Nerini laughed and started walking into the water, in taking a sharp breath at the coolness of it. "The light of the diamond. It should be obvious. I hope."
"You're absolutely insane, woman, you are in need of being locked up in a room somewhere, to stop you from running around half dressed with insane plans of glory. I'm even worse, following you out here and not making someone lock you up. I agreed with all this." He strode into the water as he talked, until he was right behind her, his tone exasperated but also tinged with wonder.
She stopped, turning to look at him when they were close enough that in the cool of the night, they could feel one another's body heat, "but you're coming, right? You believe me, and we're going to do this?"
"How long can you hold your breath, under water?" He asked finally, just watching her as he let his body acclimatize to the temperature of the water, as they waited to see the moon.
"A while. You?"
He nodded, turning and starting to walk deeper into the water. "We used to have free diving competitions when I was younger, you'd see how far down and how long you could stay down. I never had a lot of trouble beating people at that game."
She looked at him for a moment, then nodded to the sky, where the first light of the moon started to glimmer over the horizon. "You ready?"
He dived into the water as answer, pacing himself, but swimming with a slow, powerful stroke, hearing her dive and swim after him.
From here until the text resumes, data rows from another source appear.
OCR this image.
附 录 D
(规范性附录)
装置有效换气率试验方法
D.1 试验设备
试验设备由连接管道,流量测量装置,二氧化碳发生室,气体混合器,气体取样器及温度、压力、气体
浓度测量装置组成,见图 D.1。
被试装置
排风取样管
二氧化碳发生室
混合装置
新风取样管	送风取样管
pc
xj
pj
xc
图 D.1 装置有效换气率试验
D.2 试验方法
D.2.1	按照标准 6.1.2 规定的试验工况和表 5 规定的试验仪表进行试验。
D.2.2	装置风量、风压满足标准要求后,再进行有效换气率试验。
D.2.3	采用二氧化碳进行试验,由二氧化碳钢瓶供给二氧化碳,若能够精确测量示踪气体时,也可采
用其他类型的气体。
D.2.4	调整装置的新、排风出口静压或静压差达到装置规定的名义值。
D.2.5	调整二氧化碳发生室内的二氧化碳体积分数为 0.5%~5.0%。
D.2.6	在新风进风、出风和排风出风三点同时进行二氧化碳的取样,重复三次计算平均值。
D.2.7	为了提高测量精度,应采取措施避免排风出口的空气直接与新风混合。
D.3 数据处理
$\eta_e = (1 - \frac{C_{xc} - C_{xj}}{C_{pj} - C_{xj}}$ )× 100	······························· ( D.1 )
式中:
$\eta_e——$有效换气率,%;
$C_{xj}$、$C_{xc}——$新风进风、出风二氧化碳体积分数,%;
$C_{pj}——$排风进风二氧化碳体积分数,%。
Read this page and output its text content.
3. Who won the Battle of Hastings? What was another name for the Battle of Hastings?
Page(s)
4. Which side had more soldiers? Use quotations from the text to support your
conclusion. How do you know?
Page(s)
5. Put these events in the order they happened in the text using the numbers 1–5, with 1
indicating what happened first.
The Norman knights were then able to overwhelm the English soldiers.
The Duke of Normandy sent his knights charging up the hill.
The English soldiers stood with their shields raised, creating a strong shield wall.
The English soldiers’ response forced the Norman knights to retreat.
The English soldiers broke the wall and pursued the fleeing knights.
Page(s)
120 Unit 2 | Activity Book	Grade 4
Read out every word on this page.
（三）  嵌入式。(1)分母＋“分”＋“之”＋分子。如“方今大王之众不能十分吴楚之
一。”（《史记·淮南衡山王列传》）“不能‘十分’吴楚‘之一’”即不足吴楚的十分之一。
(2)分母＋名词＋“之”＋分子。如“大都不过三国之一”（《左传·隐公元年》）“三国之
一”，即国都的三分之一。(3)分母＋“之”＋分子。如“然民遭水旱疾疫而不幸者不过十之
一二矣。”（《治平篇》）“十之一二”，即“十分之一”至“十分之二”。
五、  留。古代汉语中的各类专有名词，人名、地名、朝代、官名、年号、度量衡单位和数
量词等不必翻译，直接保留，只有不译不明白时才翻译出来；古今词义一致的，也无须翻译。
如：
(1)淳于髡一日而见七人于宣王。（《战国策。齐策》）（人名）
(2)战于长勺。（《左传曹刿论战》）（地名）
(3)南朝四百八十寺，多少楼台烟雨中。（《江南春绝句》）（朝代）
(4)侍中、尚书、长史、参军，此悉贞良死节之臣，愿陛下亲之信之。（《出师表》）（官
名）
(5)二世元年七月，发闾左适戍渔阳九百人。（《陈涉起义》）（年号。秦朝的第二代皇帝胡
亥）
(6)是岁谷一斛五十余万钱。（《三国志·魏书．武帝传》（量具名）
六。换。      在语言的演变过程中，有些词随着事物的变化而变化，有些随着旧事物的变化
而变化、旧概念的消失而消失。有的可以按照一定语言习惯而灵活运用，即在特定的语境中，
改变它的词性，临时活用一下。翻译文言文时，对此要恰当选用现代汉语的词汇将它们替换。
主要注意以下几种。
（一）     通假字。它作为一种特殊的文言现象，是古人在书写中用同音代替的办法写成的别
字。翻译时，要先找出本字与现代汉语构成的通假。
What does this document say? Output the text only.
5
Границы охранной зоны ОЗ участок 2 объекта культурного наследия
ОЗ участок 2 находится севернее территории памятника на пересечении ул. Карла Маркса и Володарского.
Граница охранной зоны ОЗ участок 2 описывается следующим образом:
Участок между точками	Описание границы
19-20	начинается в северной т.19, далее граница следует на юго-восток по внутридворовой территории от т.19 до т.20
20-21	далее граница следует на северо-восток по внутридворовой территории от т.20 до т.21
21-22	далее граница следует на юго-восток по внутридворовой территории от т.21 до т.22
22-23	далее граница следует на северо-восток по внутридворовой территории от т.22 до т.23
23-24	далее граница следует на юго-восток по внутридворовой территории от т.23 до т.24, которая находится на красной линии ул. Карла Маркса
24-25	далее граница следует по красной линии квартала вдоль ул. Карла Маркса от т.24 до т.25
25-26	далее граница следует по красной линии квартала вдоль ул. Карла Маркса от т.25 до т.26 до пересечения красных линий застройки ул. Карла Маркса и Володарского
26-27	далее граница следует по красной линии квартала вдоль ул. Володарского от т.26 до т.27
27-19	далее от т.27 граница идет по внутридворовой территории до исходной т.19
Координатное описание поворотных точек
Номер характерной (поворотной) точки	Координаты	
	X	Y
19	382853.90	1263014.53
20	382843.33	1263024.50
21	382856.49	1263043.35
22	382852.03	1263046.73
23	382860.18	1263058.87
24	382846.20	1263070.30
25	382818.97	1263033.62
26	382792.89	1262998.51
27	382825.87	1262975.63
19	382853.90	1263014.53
And that was how Shiar found himself swimming out into the bay of sorrows beside a woman who had barely talked to him since nearly bleeding to death in his arms a couple months ago.
***
Kannein stood up from the table, looking out at the full moon, watching it raise into the sky, bathing the earth with light. "I've always hated full moons, you know."
Rael shook her head and stood as well, moving to stand beside him. "They're beautiful, peaceful. I love them in the winter, when the whole world looks silver."
"Couple months ago, the full moon was the night Nerini almost died. My mother left on the night of a full moon, my father died the full moon before that. I just have horrible luck on full moons." He shook his head, walking away from the window, half lost in his own world.
"You're just being superstitious, you mother left a month after your father died because everything had sorted itself out. Her heart broke the day he was gone, I can't imagine the pain of it, the echoes of his ghost all over and what they would mean to her"
"I still wish she would have stayed. For me, for Nerini, for Eric."
Rael let out a soft breath and nodded. "It's hard. I know. But she had made a promise to her people, to return and take her place with them"
"Eric wrote to me a week or so ago, said he's looking at travelling across to Sellexu, to study some of their histories. He wants to see if he can find any similarities, trace things down. Things my father was trying to put together for as long as I remember. He'll be there all next winter."
"Oh? Good for him, is he going to come home at all? To Lansen?"
"Maybe, for a week or two before heading over. He'll probably take one of our ships across."
Rael paused for a moment, still at the window, feeling an odd chill go through her. "Kannien, I think it's an eclipse of the moon tonight."
"So?" He stopped and turned to look at her, watching her as she turned around.
"They are extremely rare, I haven't seen one since I was a little girl, in Lansen, remember?"
"An eclipse? Why would I remember an Eclipse, Rael?" he sounded amused at the idea, chuckling and watching the sky for a long moment before turning to regard her concern idly.
She gave him a frustrated look, shaking her head and walking back into the villa, poking his chest gently. "Cause the last time there was a lunar eclipse, your sister tried to swim across the bay."
"She said she was going to the beach, when she left earlier." Kannein let out a slow breath, rubbing the back of his neck, before letting out a curse.